Breast density is measured by mammography, which helps assess the relative amounts of different tissue types in the breast. In breasts with a majority of fatty tissue, it is easier to find abnormalities in the mammogram. Denser breasts have a higher percentage of fibroglandular tissue, which obscures mammography and would make a breast tumor more difficult to see.
They study found that for every one unit increase in fine particle concentration (PM2.5), a woman’s chance of having dense breasts increased by 4 percent. It also found that women with dense breasts were about 20 percent more likely to have experienced exposure to higher concentrations of PM2.5, while women with less dense breasts were 12 percent less likely to have been exposed.

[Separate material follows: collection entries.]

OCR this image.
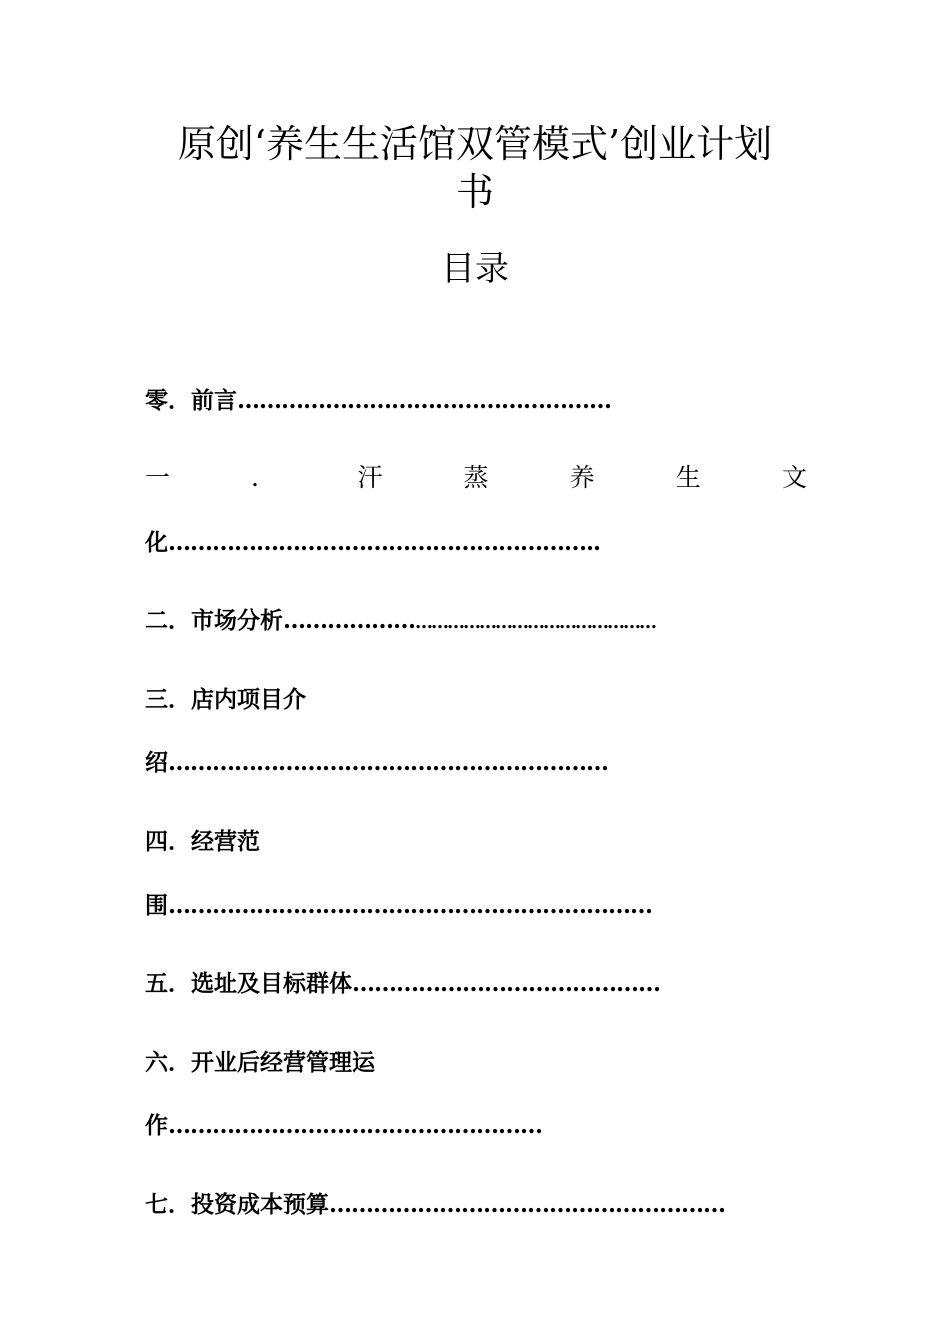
原创‘养生生活馆双管模式’创业计划
书
目录
零．前言……………………………………………
一	．	汗	蒸	养	生	文
化…………………………………………………..
二．市场分析………………………………………………………
三．店内项目介
绍……………………………………………………
四．经营范
围…………………………………………………………
五．选址及目标群体……………………………………
六．开业后经营管理运
作……………………………………………
七．投资成本预算………………………………………………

The chemical make up of PM2.5 air pollution is known to include pollutants that have endocrine disrupting properties. The researchers believe that these pollutants could have an effect on breast density by interfering with growth of cells in the breast and increasing the relative amount of fibroglandular tissue. However, it must be noted that causation could not be established by this particular study.
The researchers also looked at the association between ozone exposure and breast density among the same group of women. Surprisingly, they found that for every one unit increase in ozone concentration, there was a 3% lower chance of having dense breasts.

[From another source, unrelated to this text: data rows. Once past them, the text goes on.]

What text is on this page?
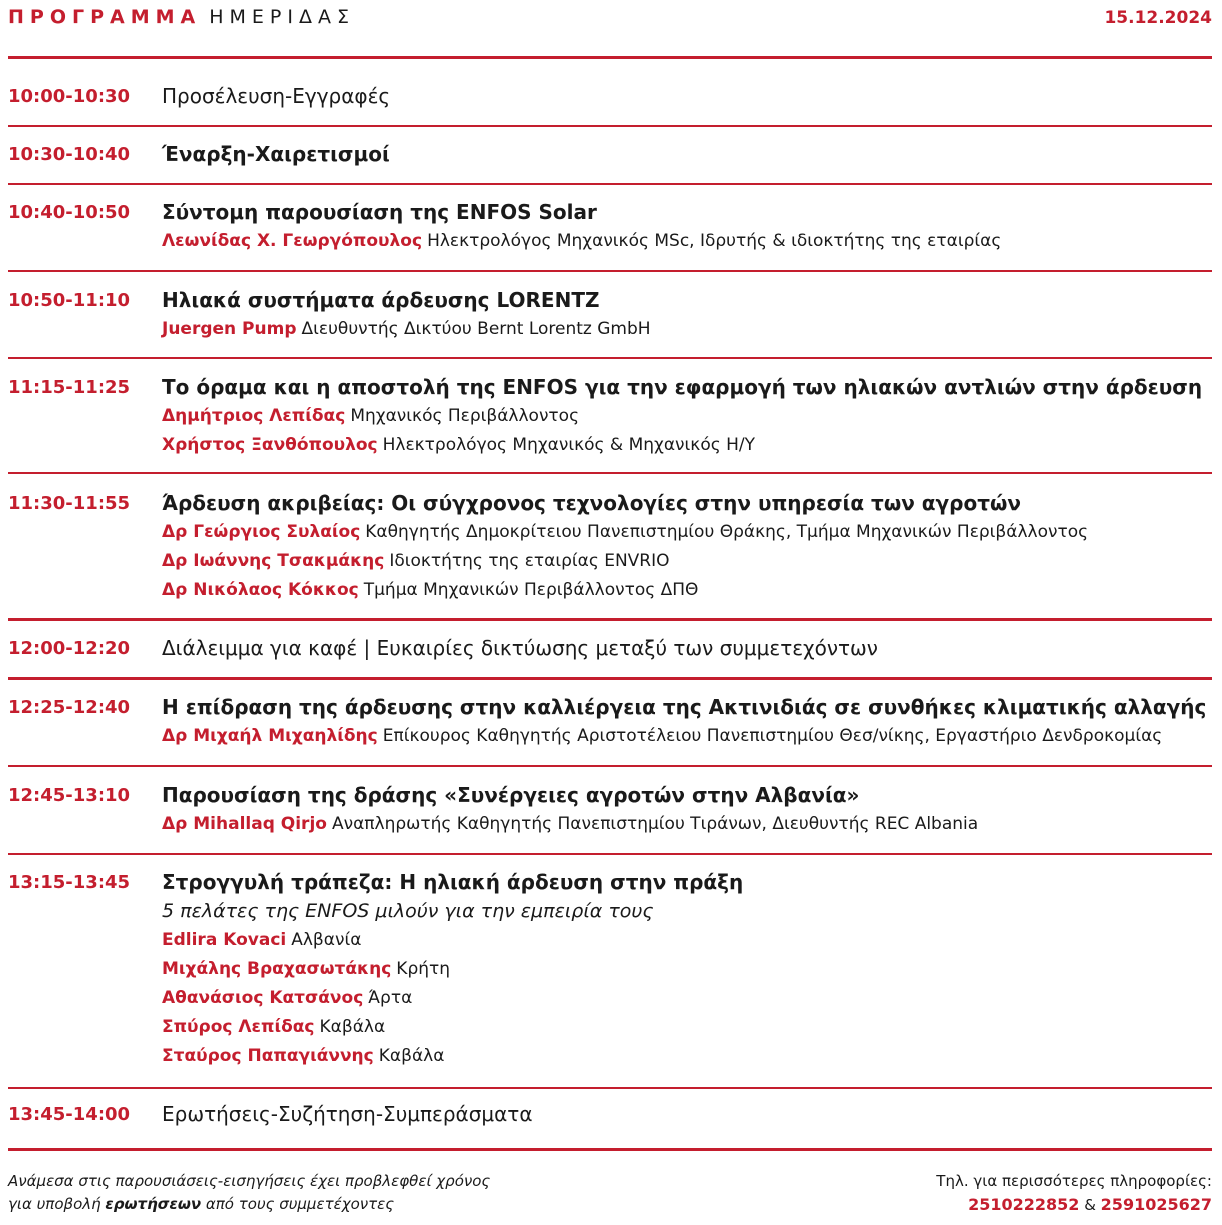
ΠΡΟΓΡΑΜΜΑ ΗΜΕΡΙΔΑΣ	15.12.2024
10:00-10:30	Προσέλευση-Εγγραφές
10:30-10:40	Έναρξη-Χαιρετισμοί
10:40-10:50	Σύντομη παρουσίαση της ENFOS Solar
Λεωνίδας Χ. Γεωργόπουλος Ηλεκτρολόγος Μηχανικός MSc, Ιδρυτής & ιδιοκτήτης της εταιρίας
10:50-11:10	Ηλιακά συστήματα άρδευσης LORENTZ
Juergen Pump Διευθυντής Δικτύου Bernt Lorentz GmbH
11:15-11:25	Το όραμα και η αποστολή της ENFOS για την εφαρμογή των ηλιακών αντλιών στην άρδευση
Δημήτριος Λεπίδας Μηχανικός Περιβάλλοντος
Χρήστος Ξανθόπουλος Ηλεκτρολόγος Μηχανικός & Μηχανικός Η/Υ
11:30-11:55	Άρδευση ακριβείας: Οι σύγχρονος τεχνολογίες στην υπηρεσία των αγροτών
Δρ Γεώργιος Συλαίος Καθηγητής Δημοκρίτειου Πανεπιστημίου Θράκης, Τμήμα Μηχανικών Περιβάλλοντος
Δρ Ιωάννης Τσακμάκης Ιδιοκτήτης της εταιρίας ENVRIO
Δρ Νικόλαος Κόκκος Τμήμα Μηχανικών Περιβάλλοντος ΔΠΘ
12:00-12:20	Διάλειμμα για καφέ | Ευκαιρίες δικτύωσης μεταξύ των συμμετεχόντων
12:25-12:40	Η επίδραση της άρδευσης στην καλλιέργεια της Ακτινιδιάς σε συνθήκες κλιματικής αλλαγής
Δρ Μιχαήλ Μιχαηλίδης Επίκουρος Καθηγητής Αριστοτέλειου Πανεπιστημίου Θεσ/νίκης, Εργαστήριο Δενδροκομίας
12:45-13:10	Παρουσίαση της δράσης «Συνέργειες αγροτών στην Αλβανία»
Δρ Mihallaq Qirjo Αναπληρωτής Καθηγητής Πανεπιστημίου Τιράνων, Διευθυντής REC Albania
13:15-13:45	Στρογγυλή τράπεζα: Η ηλιακή άρδευση στην πράξη
5 πελάτες της ENFOS μιλούν για την εμπειρία τους
Edlira Kovaci Αλβανία
Μιχάλης Βραχασωτάκης Κρήτη
Αθανάσιος Κατσάνος Άρτα
Σπύρος Λεπίδας Καβάλα
Σταύρος Παπαγιάννης Καβάλα
13:45-14:00	Ερωτήσεις-Συζήτηση-Συμπεράσματα
Ανάμεσα στις παρουσιάσεις-εισηγήσεις έχει προβλεφθεί χρόνος
για υποβολή ερωτήσεων από τους συμμετέχοντες
Τηλ. για περισσότερες πληροφορίες:
2510222852 & 2591025627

Dr. Lusine Yaghjyan, lead author from the University of Florida, explains: “We found a positive association between fine particle concentration exposure and breast density but an inverse association between ozone exposure and breast density. This is an intriguing result that warrants further investigation to unpick any possible biological mechanism that might cause ozone exposure to reduce a woman’s chance of having dense breasts.”
Both the pollution and ozone factors require further study in order to shine a light on exactly how they influence breast density – especially given what is at stake. Dr. Yaghjyan continued, “Breast density is a well-established and strong breast cancer risk factor so future studies are warranted to determine if the observed associations are causal, which if confirmed may have implications for risk prevention.”]
More information on this study can be found in the open access journal Breast Cancer Research.